O livro, de noventa páginas, não se limita a narrar as peripécias da requisitada personagem. Também discorre sobre o porco na literatura, na culinária, na pesquisa médica e no horóscopo chinês. Recupera, ainda, a memória de suínos célebres, como a fêmea Pig 311, que sobreviveu a um teste nuclear americano no atol de Biquíni. Para os mais pragmáticos, a biografia reúne dicas de como adestrar, alimentar e compreender um porco. “Gipsy se comunica por meio de sons distintos, dependendo do que queira exprimir”, escreveu a autora. “Fome, carência, aborrecimento… Para cada momento há uma fala específica.
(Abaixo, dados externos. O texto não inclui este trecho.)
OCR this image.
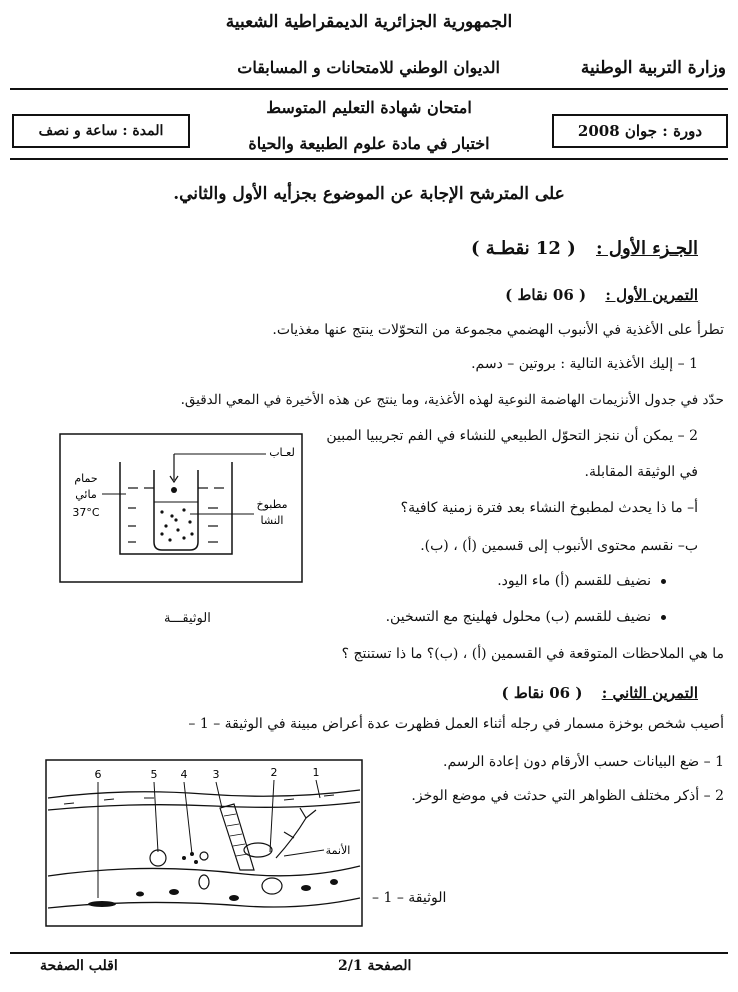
الجمهورية الجزائرية الديمقراطية الشعبية
وزارة التربية الوطنية
الديوان الوطني للامتحانات و المسابقات
امتحان شهادة التعليم المتوسط
اختبار في مادة علوم الطبيعة والحياة
دورة : جوان 2008
المدة : ساعة و نصف
على المترشح الإجابة عن الموضوع بجزأيه الأول والثاني.
الجـزء الأول : ( 12 نقطـة )
التمرين الأول : ( 06 نقاط )
تطرأ على الأغذية في الأنبوب الهضمي مجموعة من التحوّلات ينتج عنها مغذيات.
1 – إليك الأغذية التالية : بروتين – دسم.
حدّد في جدول الأنزيمات الهاضمة النوعية لهذه الأغذية، وما ينتج عن هذه الأخيرة في المعي الدقيق.
2 – يمكن أن ننجز التحوّل الطبيعي للنشاء في الفم تجريبيا المبين
في الوثيقة المقابلة.
أ– ما ذا يحدث لمطبوخ النشاء بعد فترة زمنية كافية؟
ب– نقسم محتوى الأنبوب إلى قسمين (أ) ، (ب).
نضيف للقسم (أ) ماء اليود.
نضيف للقسم (ب) محلول فهلينج مع التسخين.
الوثيقـــة
ما هي الملاحظات المتوقعة في القسمين (أ) ، (ب)؟ ما ذا تستنتج ؟
لعـاب
حمام
مائي
37°C
مطبوخ
النشا
التمرين الثاني : ( 06 نقاط )
أصيب شخص بوخزة مسمار في رجله أثناء العمل فظهرت عدة أعراض مبينة في الوثيقة – 1 –
1 – ضع البيانات حسب الأرقام دون إعادة الرسم.
2 – أذكر مختلف الظواهر التي حدثت في موضع الوخز.
الوثيقة – 1 –
الأنمة
6	5 4 3	2	1
الصفحة 2/1
اقلب الصفحة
Um bebê é perfeitamente inteligível para sua mãe, apesar de nada dizer. O mesmo acontece com Gipsy.” A própria auditora bancou a tiragem de 1 mil exemplares.
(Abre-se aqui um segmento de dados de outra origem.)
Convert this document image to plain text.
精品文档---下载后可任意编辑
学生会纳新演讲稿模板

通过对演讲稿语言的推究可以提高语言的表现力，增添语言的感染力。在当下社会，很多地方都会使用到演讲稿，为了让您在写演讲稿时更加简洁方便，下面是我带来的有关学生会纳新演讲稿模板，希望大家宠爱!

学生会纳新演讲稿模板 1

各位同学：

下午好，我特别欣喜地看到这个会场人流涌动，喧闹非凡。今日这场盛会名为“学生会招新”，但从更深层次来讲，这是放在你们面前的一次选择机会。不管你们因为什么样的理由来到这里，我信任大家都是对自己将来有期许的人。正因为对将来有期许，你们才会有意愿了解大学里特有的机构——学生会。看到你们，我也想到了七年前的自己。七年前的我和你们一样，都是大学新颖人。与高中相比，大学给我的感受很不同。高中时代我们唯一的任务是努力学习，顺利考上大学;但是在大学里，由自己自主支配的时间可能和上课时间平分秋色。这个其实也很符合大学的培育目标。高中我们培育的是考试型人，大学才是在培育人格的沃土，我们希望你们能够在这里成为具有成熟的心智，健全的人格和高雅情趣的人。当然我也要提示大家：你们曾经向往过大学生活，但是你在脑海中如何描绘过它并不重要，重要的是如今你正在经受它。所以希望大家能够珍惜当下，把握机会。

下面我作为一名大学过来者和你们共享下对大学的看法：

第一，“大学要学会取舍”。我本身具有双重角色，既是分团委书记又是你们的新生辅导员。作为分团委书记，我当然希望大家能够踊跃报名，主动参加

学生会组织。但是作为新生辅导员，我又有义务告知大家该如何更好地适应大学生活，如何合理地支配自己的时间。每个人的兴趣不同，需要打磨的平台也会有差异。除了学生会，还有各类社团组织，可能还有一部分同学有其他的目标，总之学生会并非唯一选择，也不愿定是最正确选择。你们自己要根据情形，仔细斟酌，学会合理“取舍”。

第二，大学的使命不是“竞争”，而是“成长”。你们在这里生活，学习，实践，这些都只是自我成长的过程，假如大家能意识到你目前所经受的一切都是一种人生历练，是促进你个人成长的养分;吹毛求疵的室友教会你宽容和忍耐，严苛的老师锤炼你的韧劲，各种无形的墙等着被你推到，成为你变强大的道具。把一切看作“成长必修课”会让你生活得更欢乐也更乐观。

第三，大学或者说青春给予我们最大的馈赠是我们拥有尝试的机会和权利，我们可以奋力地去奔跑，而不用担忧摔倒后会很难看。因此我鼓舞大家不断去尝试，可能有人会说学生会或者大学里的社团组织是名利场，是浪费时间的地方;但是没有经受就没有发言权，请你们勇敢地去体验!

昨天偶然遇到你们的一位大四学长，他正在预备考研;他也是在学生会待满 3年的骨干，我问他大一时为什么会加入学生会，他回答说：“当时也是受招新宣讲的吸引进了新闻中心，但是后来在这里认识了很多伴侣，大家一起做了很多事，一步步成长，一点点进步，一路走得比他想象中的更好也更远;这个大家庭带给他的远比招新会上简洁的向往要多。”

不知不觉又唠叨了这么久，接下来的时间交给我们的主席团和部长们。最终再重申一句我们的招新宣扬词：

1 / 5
Alheia à trajetória literária, a porca segue tomando sol, banhando-se na piscina da dona e devorando 4 quilos de comida por dia. Maria Cerqueira e seu caseiro, Wilson Mello, pinçam os legumes, frutas e verduras entre as sobras da Ceagesp, a central que fornece hortifrutigranjeiros à região metropolitana de São Paulo. “Ontem, pegamos muita manga e melancia no chão”, disse a escritora. “Ninguém paga minhas contas. Não tenho prurido com esse tipo de coisa.”
Outro prurido que a biógrafa não tem é o de evitar a carne suína. “Minha predileta”, admitiu. “Sei que estou comendo um parente da Gipsy. Nem por isso, deixo de fazê-lo. Se está morto, disponível, não questiono. É um raciocínio meio cabotino, mas…” Maria Cerqueira gosta tanto da iguaria que, há dois anos, criou o Gipsy Chips, um petisco caseiro à base de fígado de porco, vendido em pet shops e destinado a cães e gatos. Já que a mascote gigante come de tudo, a auditora achou por bem convocá-la para o teste de qualidade. “Ela gostou. Só não costumo dar porque é muito caro.” De qualquer maneira, a história da porca canibal pode render um romance.